Petitioner received on 14 January 2010, a writ of summons of legal proceedings initiated by Respondent in the Commercial Court in Brussels, Belgium. Respondent claimed damages for termination of the MoU. An email from Respondent dated 15 March 2010 suggested a global settlement with Petitioner and the latter construed this as acknowledgement of the fact that the rights and obligation of both the parties were covered by the MoU, which stood duly terminated.
On appointment of a sole arbitrator by Petitioner, for confirmation by Respondent, under the terms of the MoU, Respondent denied existence of a contractual relation between Parties on 25 September 2009. A Section 9 application was thus filed by Petitioner in Bangalore, attempting to restrain legal proceedings in Brussels. On this being granted, the present section 11 application was filed, in terms of clause 11 of the MoU.
Respondent claimed that the MoU expired on 31 December 2007, and claims made by Petitioner related to commercial distribution of cars, commencing in 2008 and the distribution agreement, entered into after expiry of the MoU in 2007. Respondent also contended that Petitioner had invoked arbitration proceedings only to avoid legal proceedings in Brussels, as evident from the arbitration clause being invoked after Petitioner was intimated of proceedings in Brussels.
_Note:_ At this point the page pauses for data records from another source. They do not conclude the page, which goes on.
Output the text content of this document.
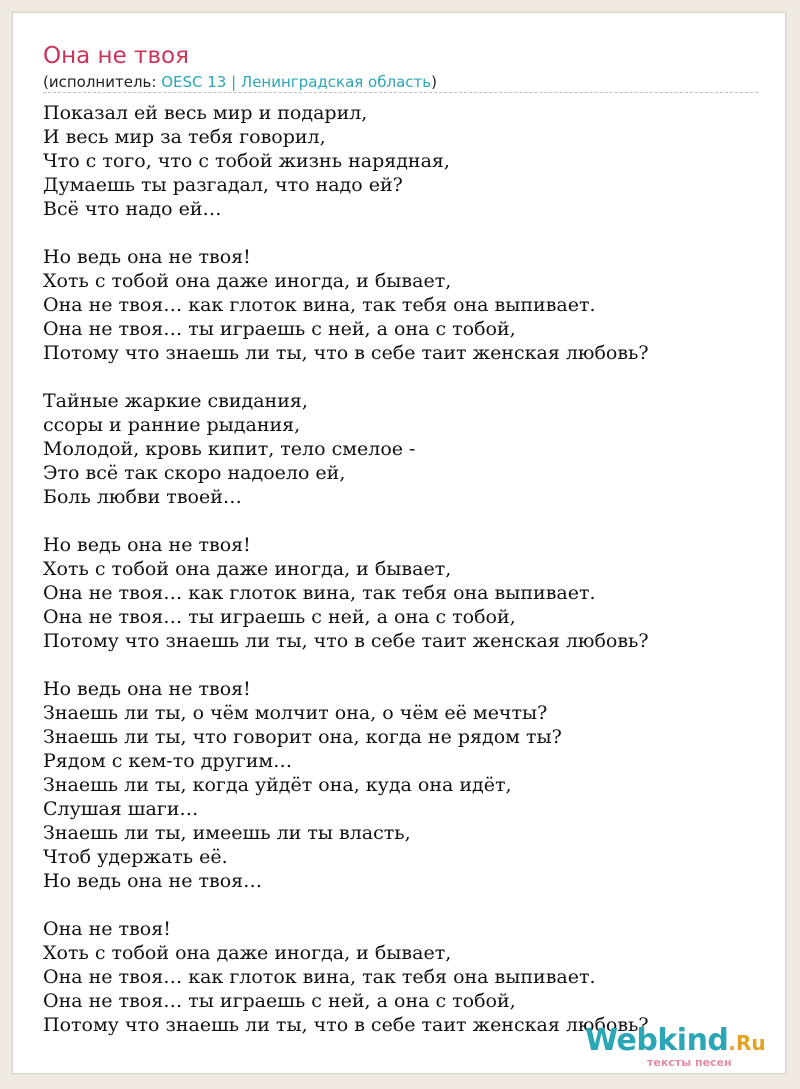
Она не твоя
(исполнитель: OESC 13 | Ленинградская область)
Показал ей весь мир и подарил,
И весь мир за тебя говорил,
Что с того, что с тобой жизнь нарядная,
Думаешь ты разгадал, что надо ей?
Всё что надо ей…
Но ведь она не твоя!
Хоть с тобой она даже иногда, и бывает,
Она не твоя… как глоток вина, так тебя она выпивает.
Она не твоя… ты играешь с ней, а она с тобой,
Потому что знаешь ли ты, что в себе таит женская любовь?
Тайные жаркие свидания,
ссоры и ранние рыдания,
Молодой, кровь кипит, тело смелое -
Это всё так скоро надоело ей,
Боль любви твоей…
Но ведь она не твоя!
Хоть с тобой она даже иногда, и бывает,
Она не твоя… как глоток вина, так тебя она выпивает.
Она не твоя… ты играешь с ней, а она с тобой,
Потому что знаешь ли ты, что в себе таит женская любовь?
Но ведь она не твоя!
Знаешь ли ты, о чём молчит она, о чём её мечты?
Знаешь ли ты, что говорит она, когда не рядом ты?
Рядом с кем-то другим…
Знаешь ли ты, когда уйдёт она, куда она идёт,
Слушая шаги…
Знаешь ли ты, имеешь ли ты власть,
Чтоб удержать её.
Но ведь она не твоя…
Она не твоя!
Хоть с тобой она даже иногда, и бывает,
Она не твоя… как глоток вина, так тебя она выпивает.
Она не твоя… ты играешь с ней, а она с тобой,
Потому что знаешь ли ты, что в себе таит женская любовь?
Webkind.Ru
тексты песен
Petitioner, on the other hand stated that it was Respondent’s intention to avoid arbitration by starting legal proceedings in Brussels. Moreover, Petitioner submitted that irrespective of the continued existence of the MoU, the arbitration clause would survive. Further, the Court, when acting under section 11 of the Act, is required to refer disputes without in-depth examination. It must only be satisfied that the disputes fall within the ambit of the arbitration clause.
Respondent contended that the arbitration clause in the MoU related only to the test and trial period when the MoU was subsisting. Thus, disputes pertaining to a period after this were outside the ambit of the arbitration clause and could not be referred for arbitration by the Court.
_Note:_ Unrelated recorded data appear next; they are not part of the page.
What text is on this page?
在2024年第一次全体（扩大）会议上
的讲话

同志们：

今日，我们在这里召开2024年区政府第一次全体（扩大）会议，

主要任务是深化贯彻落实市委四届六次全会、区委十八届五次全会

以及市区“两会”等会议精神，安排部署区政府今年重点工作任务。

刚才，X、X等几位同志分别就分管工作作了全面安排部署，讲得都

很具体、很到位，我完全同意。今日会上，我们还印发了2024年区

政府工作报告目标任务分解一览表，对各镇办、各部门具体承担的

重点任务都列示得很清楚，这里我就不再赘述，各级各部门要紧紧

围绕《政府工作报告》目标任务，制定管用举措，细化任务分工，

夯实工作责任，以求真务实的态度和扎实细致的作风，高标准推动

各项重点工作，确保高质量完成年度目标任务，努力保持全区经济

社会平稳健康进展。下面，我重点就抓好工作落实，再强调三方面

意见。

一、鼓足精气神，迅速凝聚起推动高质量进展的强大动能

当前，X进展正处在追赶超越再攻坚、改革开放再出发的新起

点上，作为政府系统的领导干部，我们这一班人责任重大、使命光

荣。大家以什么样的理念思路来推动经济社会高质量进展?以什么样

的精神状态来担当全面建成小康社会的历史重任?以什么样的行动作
a) The existence of an arbitration agreement; and
b) Whether the party applying under such an agreement was a party to that agreement.
The issues which the CJI had the option of deciding are:
a) Whether the claim is barred by time; and
b) Whether the parties have concluded the contract/transaction by recording satisfaction of their mutual rights and obligation or by receiving the final payment without objection.
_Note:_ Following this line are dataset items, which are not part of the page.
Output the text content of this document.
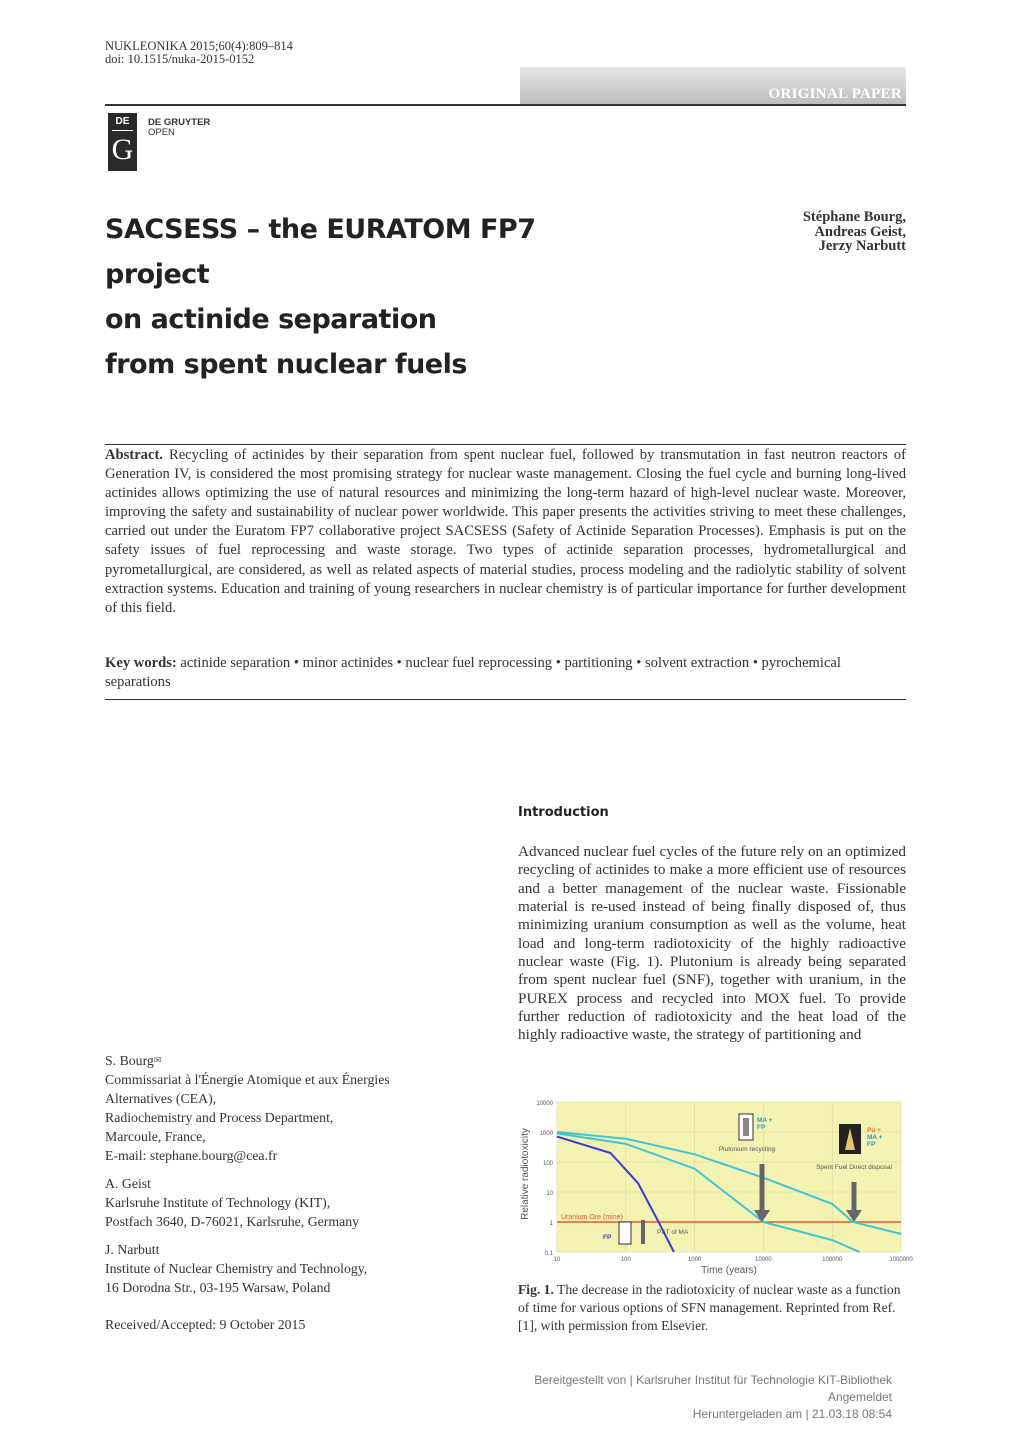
NUKLEONIKA 2015;60(4):809–814
doi: 10.1515/nuka-2015-0152
ORIGINAL PAPER
DE
G
DE GRUYTER
OPEN
SACSESS – the EURATOM FP7 project
on actinide separation
from spent nuclear fuels
Stéphane Bourg,
Andreas Geist,
Jerzy Narbutt
Abstract. Recycling of actinides by their separation from spent nuclear fuel, followed by transmutation in fast neutron reactors of Generation IV, is considered the most promising strategy for nuclear waste management. Closing the fuel cycle and burning long-lived actinides allows optimizing the use of natural resources and minimizing the long-term hazard of high-level nuclear waste. Moreover, improving the safety and sustainability of nuclear power worldwide. This paper presents the activities striving to meet these challenges, carried out under the Euratom FP7 collaborative project SACSESS (Safety of Actinide Separation Processes). Emphasis is put on the safety issues of fuel reprocessing and waste storage. Two types of actinide separation processes, hydrometallurgical and pyrometallurgical, are considered, as well as related aspects of material studies, process modeling and the radiolytic stability of solvent extraction systems. Education and training of young researchers in nuclear chemistry is of particular importance for further development of this field.
Key words: actinide separation • minor actinides • nuclear fuel reprocessing • partitioning • solvent extraction • pyrochemical separations
Introduction
Advanced nuclear fuel cycles of the future rely on an optimized recycling of actinides to make a more efficient use of resources and a better management of the nuclear waste. Fissionable material is re-used instead of being finally disposed of, thus minimizing uranium consumption as well as the volume, heat load and long-term radiotoxicity of the highly radioactive nuclear waste (Fig. 1). Plutonium is already being separated from spent nuclear fuel (SNF), together with uranium, in the PUREX process and recycled into MOX fuel. To provide further reduction of radiotoxicity and the heat load of the highly radioactive waste, the strategy of partitioning and
S. Bourg✉
Commissariat à l'Énergie Atomique et aux Énergies
Alternatives (CEA),
Radiochemistry and Process Department,
Marcoule, France,
E-mail: stephane.bourg@cea.fr
A. Geist
Karlsruhe Institute of Technology (KIT),
Postfach 3640, D-76021, Karlsruhe, Germany
J. Narbutt
Institute of Nuclear Chemistry and Technology,
16 Dorodna Str., 03-195 Warsaw, Poland
Received/Accepted: 9 October 2015
Uranium Ore (mine)
10000
1000
100
10
1
0,1
10	100	1000	10000	100000	1000000
MA +
FP
Plutonium recycling
Pu +
MA +
FP
Spent Fuel Direct disposal
FP
P&T of MA
Relative radiotoxicity
Time (years)
Fig. 1. The decrease in the radiotoxicity of nuclear waste as a function of time for various options of SFN management. Reprinted from Ref. [1], with permission from Elsevier.
Bereitgestellt von | Karlsruher Institut für Technologie KIT-Bibliothek
Angemeldet
Heruntergeladen am | 21.03.18 08:54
Issues which are to be left for decision by the tribunal are:
a) Whether a particular claim falls outside the scope of the arbitration clause; and
b) Merits of any claim involved in the arbitration.
Therefore, existence of the arbitration agreement itself is a question which must be decided by the CJI in the first instance, since without the existence of an arbitration agreement, a reference under section 11 of the Act cannot be made.
The Court, in light of the material on record already stated above, ruled in favour of Petitioner that the MoU had been extended by actions of the parties. Therefore, the arbitration clause was in existence, and did merit appointment of arbitrators under Section 11 of the Act. The Supreme Court further observed, relying on Everest Holding Ltd. v. Shyam Kumar Shrivastava and Ors.
, that irrespective of continued existence of the MoU, the arbitration clause would survive. This is in view of section 16(1)(a) of the Act, which reiterates the independent existence of an arbitration clause in a contract, separate from the main contract. Invalidation of the parent contract does not automatically entail invalidation of the arbitration clause, as evident from Section 16(1)(b) of the Act. Since disputes arising between the parties clearly related to subject matter of the contract, they must be adjudicated upon, through the arbitration agreement in that contract.
Thus, although section 16 of the Act, incorporating the principle ofCompetence-Competence, empowers the arbitral tribunal to adjudicate on matters pertaining to its own jurisdiction, under Indian law it is well-settled that when the Chief Justice is approached (whether for a domestic or international arbitration) to appoint arbitrators, he holds the power of making a preliminary determination of whether there exists an arbitration agreement at all.